Be sure to rule out other physical problems, such as an infection or difficulties with vision or hearing, before assuming that mental confusion is automatically a sign of dementia.

A start is better than nothing
If parents are reluctant to discuss specific figures, try to make sure key information, including online account information and passwords, are on paper, and that someone else knows the location of those items and will be able to access them if necessary.

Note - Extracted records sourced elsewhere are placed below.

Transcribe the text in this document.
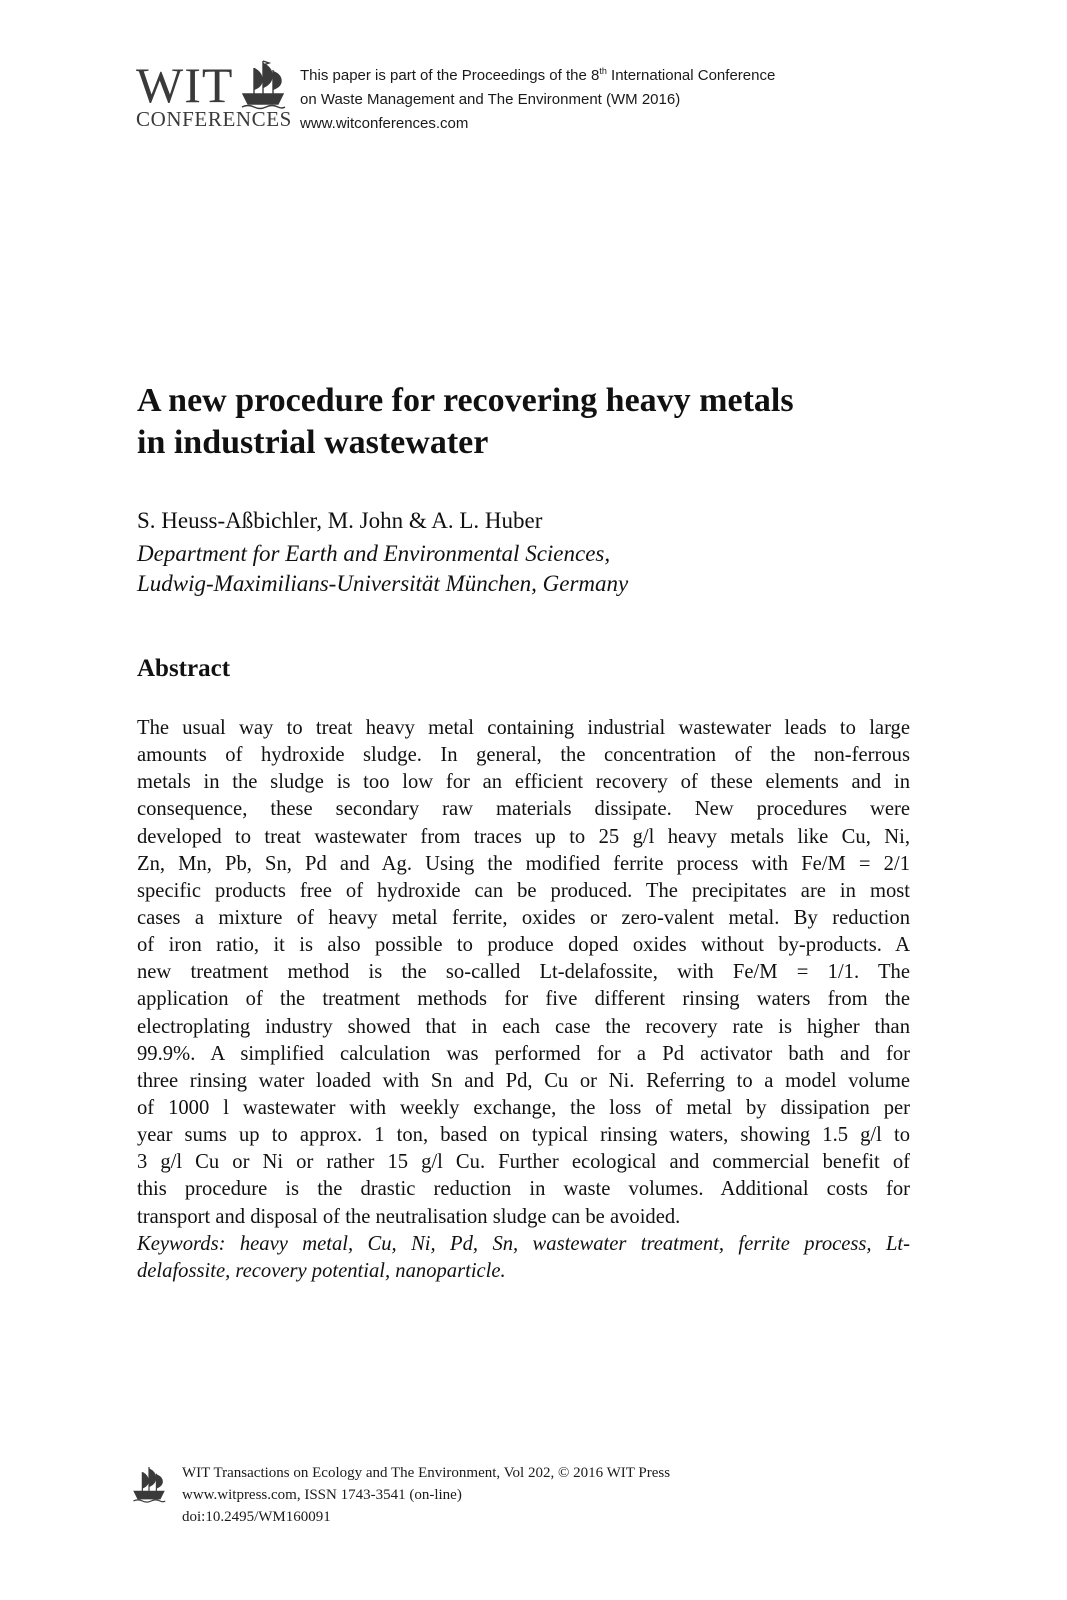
WIT
CONFERENCES
This paper is part of the Proceedings of the 8th International Conference
on Waste Management and The Environment (WM 2016)
www.witconferences.com
A new procedure for recovering heavy metals
in industrial wastewater
S. Heuss-Aßbichler, M. John & A. L. Huber
Department for Earth and Environmental Sciences,
Ludwig-Maximilians-Universität München, Germany
Abstract
The usual way to treat heavy metal containing industrial wastewater leads to large
amounts of hydroxide sludge. In general, the concentration of the non-ferrous
metals in the sludge is too low for an efficient recovery of these elements and in
consequence, these secondary raw materials dissipate. New procedures were
developed to treat wastewater from traces up to 25 g/l heavy metals like Cu, Ni,
Zn, Mn, Pb, Sn, Pd and Ag. Using the modified ferrite process with Fe/M = 2/1
specific products free of hydroxide can be produced. The precipitates are in most
cases a mixture of heavy metal ferrite, oxides or zero-valent metal. By reduction
of iron ratio, it is also possible to produce doped oxides without by-products. A
new treatment method is the so-called Lt-delafossite, with Fe/M = 1/1. The
application of the treatment methods for five different rinsing waters from the
electroplating industry showed that in each case the recovery rate is higher than
99.9%. A simplified calculation was performed for a Pd activator bath and for
three rinsing water loaded with Sn and Pd, Cu or Ni. Referring to a model volume
of 1000 l wastewater with weekly exchange, the loss of metal by dissipation per
year sums up to approx. 1 ton, based on typical rinsing waters, showing 1.5 g/l to
3 g/l Cu or Ni or rather 15 g/l Cu. Further ecological and commercial benefit of
this procedure is the drastic reduction in waste volumes. Additional costs for
transport and disposal of the neutralisation sludge can be avoided.
Keywords: heavy metal, Cu, Ni, Pd, Sn, wastewater treatment, ferrite process, Lt-
delafossite, recovery potential, nanoparticle.
WIT Transactions on Ecology and The Environment, Vol 202, © 2016 WIT Press
www.witpress.com, ISSN 1743-3541 (on-line)
doi:10.2495/WM160091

Consider providing assistance in stages. Offer to review checking account statements and/or credit card bills to ensure they’re not paying for services they want to cancel or didn’t request, this may give you insight into the overall state of their finances. Because seniors may be more willing to discuss issues such as health insurance and preference regarding long-term care of end-of-life decisions before other topics, building trust in these areas could increase comfort levels with other matters.

If a trust has been set up, a trustee might be the logical person to handle finances, since he or she may eventually have to deal with trust-related issues anyway. The same is true of someone who has been granted durable power of attorney, even if he or she doesn’t yet have full responsibility for managing finances. In a worse-case scenario, children can petition a probate court to name a conservator or guardian. Whatever approach you take, one of the key challenges is to respect a parent’s dignity while protecting his or her ongoing wellbeing.